For the next presidential cycle, the sex party seems to have pre-committed itself to a woman candidate. Any woman candidate. Hillary Clinton, if the old gal can still get around the track; Elizabeth Warren, if the Indian princess is nubile; Maggie Hassan or Amy Klobuchar, if Andrew (You’re Kidding Me) Cuomo gets loose. One wonders: Will a woman president be held to the man’s standard? Or to a new and perhaps lower standard? And, further to the point, will the rejiggering of the standard itself be promoted as a milestone of social progress? We’ll have to check the party’s newsletter, the New York Times, for campaign updates.
For the current season, though, the sex party has clearly fixed on a new killer app: gay marriage, the political triumph of which has been declared by the media, perhaps prematurely, to be “inevitable.” I should disclose that I am a man of faith who accepts comfortably the Biblical interpretation of marriage. My belief is fortified by the historical observation that marriage, traditionally construed, has served human societies well for thousands of years, as also by the prudential concern that overthrowing a long-serving institution in a moment of political passion will surely invite consequences not only unintended but unimagined. Even so, I see no reason to penalize those with whom I disagree by way of the tax code, the penal code, or any other code.

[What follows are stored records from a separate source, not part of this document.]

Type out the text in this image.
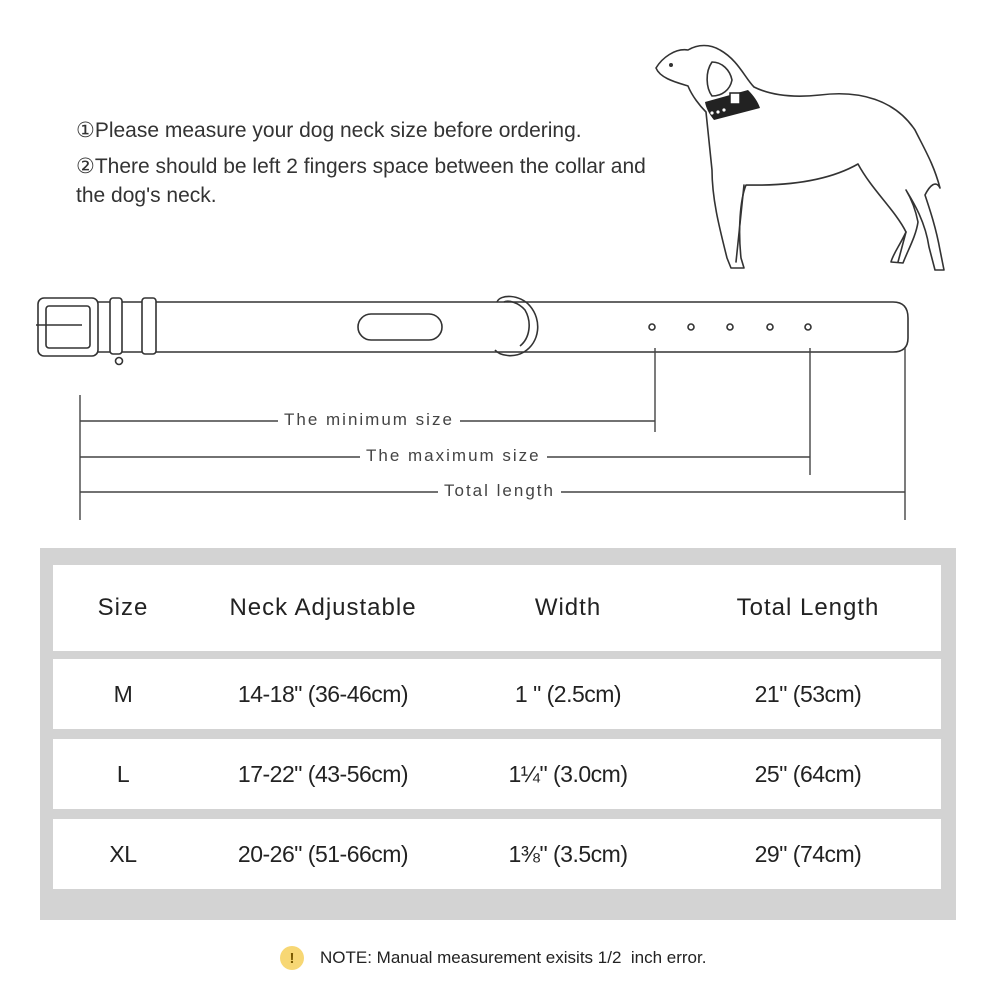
①Please measure your dog neck size before ordering.

②There should be left 2 fingers space between the collar and the dog's neck.

The minimum size
The maximum size
Total length
Size	Neck Adjustable	Width	Total Length
M	14-18" (36-46cm)	1 " (2.5cm)	21" (53cm)
L	17-22" (43-56cm)	1¼" (3.0cm)	25" (64cm)
XL	20-26" (51-66cm)	1⅜" (3.5cm)	29" (74cm)
!	NOTE: Manual measurement exisits 1/2  inch error.
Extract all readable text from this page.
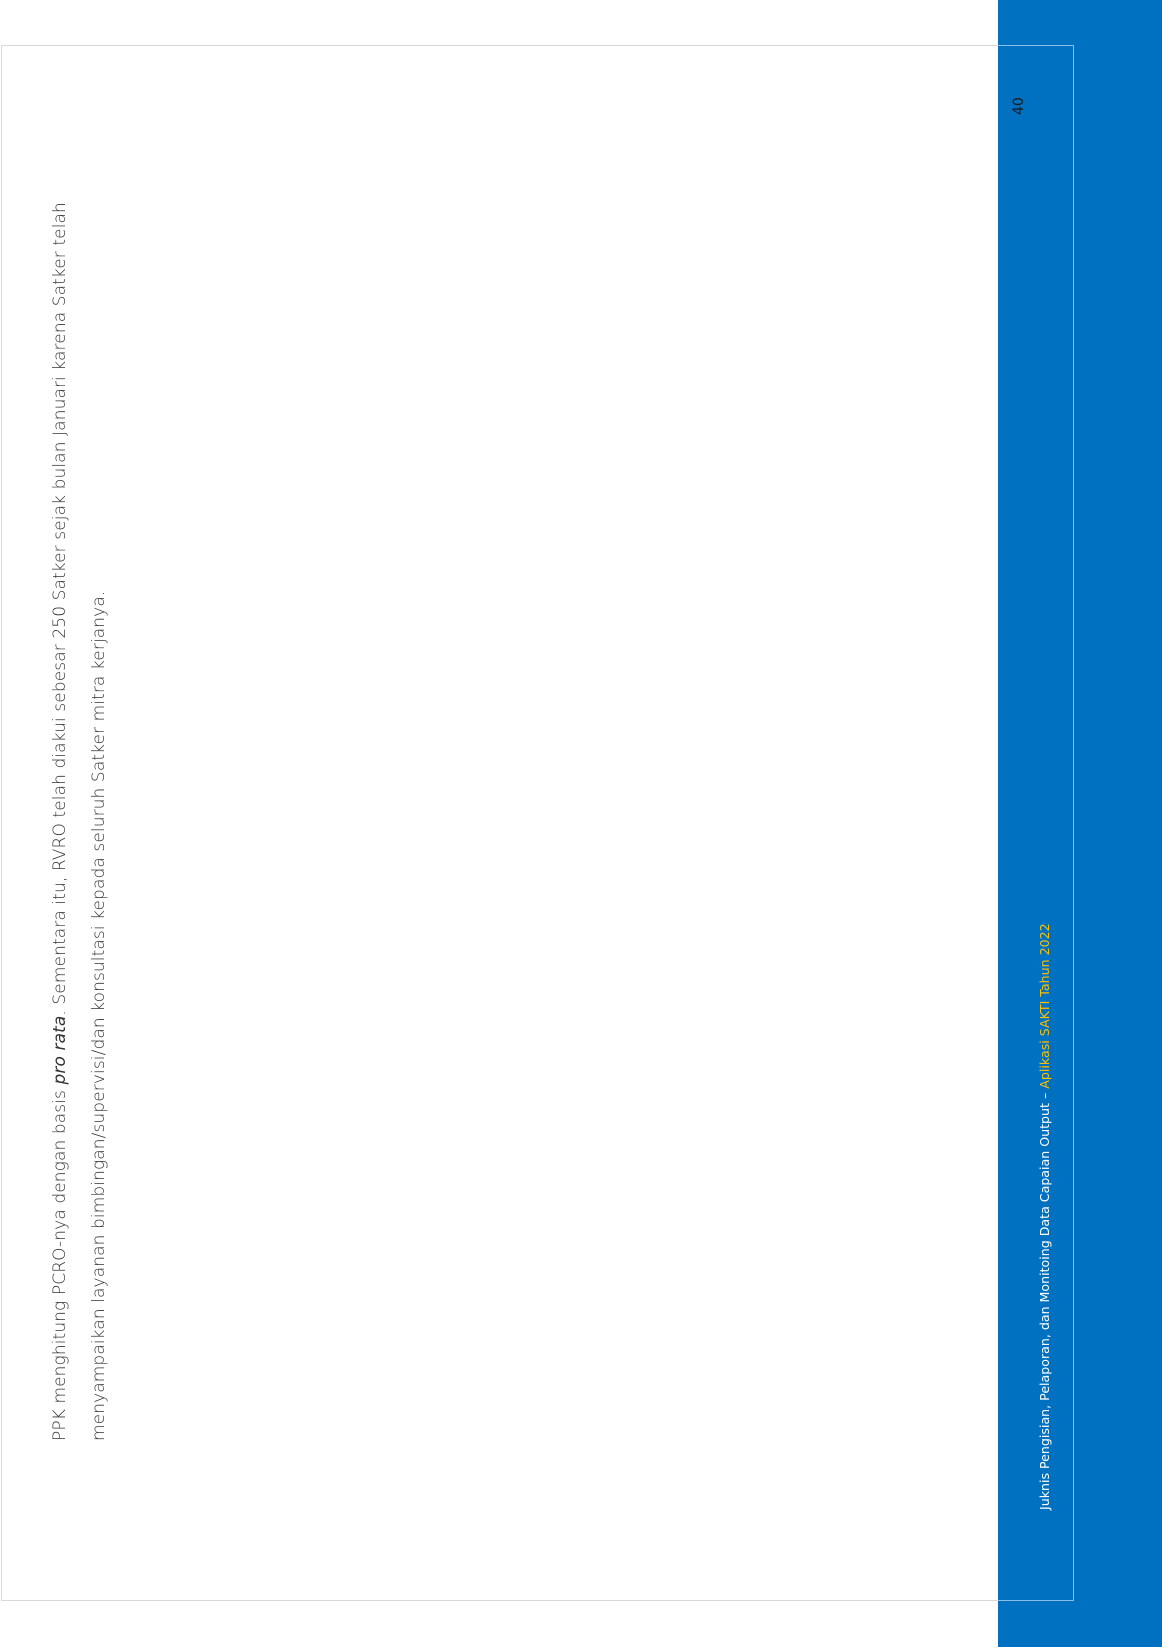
PPK menghitung PCRO-nya dengan basis pro rata. Sementara itu, RVRO telah diakui sebesar 250 Satker sejak bulan Januari karena Satker telah menyampaikan layanan bimbingan/supervisi/dan konsultasi kepada seluruh Satker mitra kerjanya.	Juknis Pengisian, Pelaporan, dan Monitoing Data Capaian Output – Aplikasi SAKTI Tahun 2022
40
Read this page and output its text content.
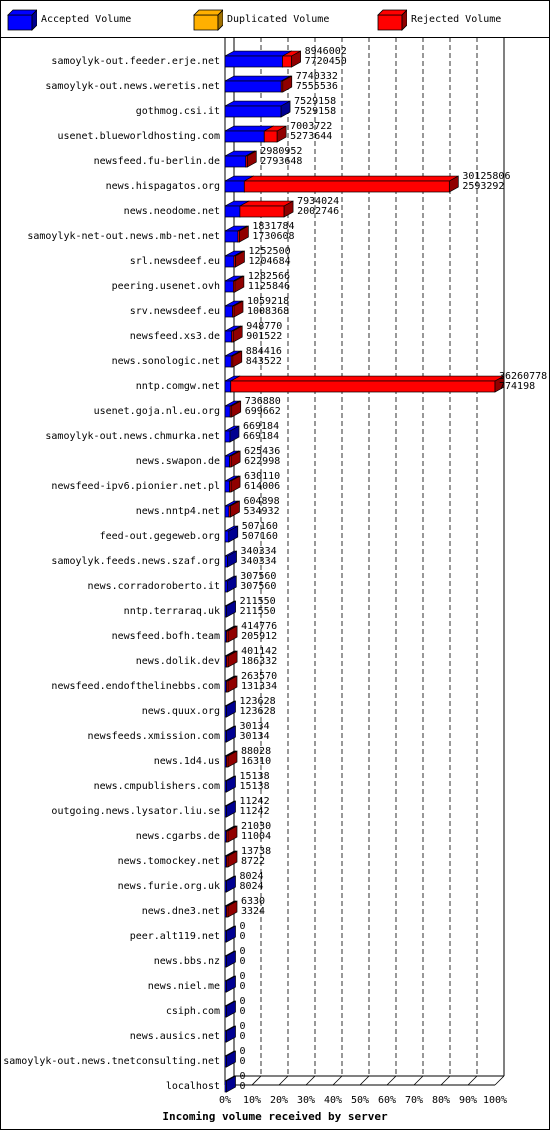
Accepted Volume	Duplicated Volume	Rejected Volume
0% 10% 20% 30% 40% 50% 60% 70% 80% 90% 100%
samoylyk-out.feeder.erje.net
8946002
7720450
samoylyk-out.news.weretis.net
7740332
7555536
gothmog.csi.it
7529158
7529158
usenet.blueworldhosting.com
7003722
5273644
newsfeed.fu-berlin.de
2980952
2793648
news.hispagatos.org
30125806
2593292
news.neodome.net
7934024
2002746
samoylyk-net-out.news.mb-net.net
1831784
1730608
srl.newsdeef.eu
1252500
1204684
peering.usenet.ovh
1282566
1125846
srv.newsdeef.eu
1059218
1008368
newsfeed.xs3.de
948770
901522
news.sonologic.net
884416
843522
nntp.comgw.net
36260778
774198
usenet.goja.nl.eu.org
736880
699662
samoylyk-out.news.chmurka.net
669184
669184
news.swapon.de
625436
622998
newsfeed-ipv6.pionier.net.pl
630110
614006
news.nntp4.net
604898
534932
feed-out.gegeweb.org
507160
507160
samoylyk.feeds.news.szaf.org
340334
340334
news.corradoroberto.it
307560
307560
nntp.terraraq.uk
211550
211550
newsfeed.bofh.team
414776
205912
news.dolik.dev
401142
186332
newsfeed.endofthelinebbs.com
263570
131334
news.quux.org
123628
123628
newsfeeds.xmission.com
30134
30134
news.1d4.us
88028
16310
news.cmpublishers.com
15138
15138
outgoing.news.lysator.liu.se
11242
11242
news.cgarbs.de
21030
11004
news.tomockey.net
13738
8722
news.furie.org.uk
8024
8024
news.dne3.net
6330
3324
peer.alt119.net
0
0
news.bbs.nz
0
0
news.niel.me
0
0
csiph.com
0
0
news.ausics.net
0
0
samoylyk-out.news.tnetconsulting.net
0
0
localhost
0
0
Incoming volume received by server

My beef, rather, is with the churches and synagogues. What can one say about religious organizations that affect a position of neutrality on questions of scriptural truth and falsity? What can one say about religious leaders who decline, until the polls close, to commit themselves as between right and wrong? Indeed, at this point in the course of a long moral retreat, with sex almost irreversibly divorced from procreation, for what kind of guidance should we be looking to religious leaders? For guidance on the minimum wage? Voter-ID laws? The merits of socialized medicine?
Even as we should expect our government to be tolerant, we should demand that our churches be judgmental. In the current circumstance, to be specific, we should be vastly more disappointed in the latter than the former.
I was recently asked by the chairman of a board I serve to mute my public enthusiasm for traditional marriage, lest I inflame an upcoming event to be hosted by our organization. In the spirit of collegiality, I complied with the request. I regret that I did so.
Who’s in the closet now?
— Neal B. Freeman is a contributing editor of National Review.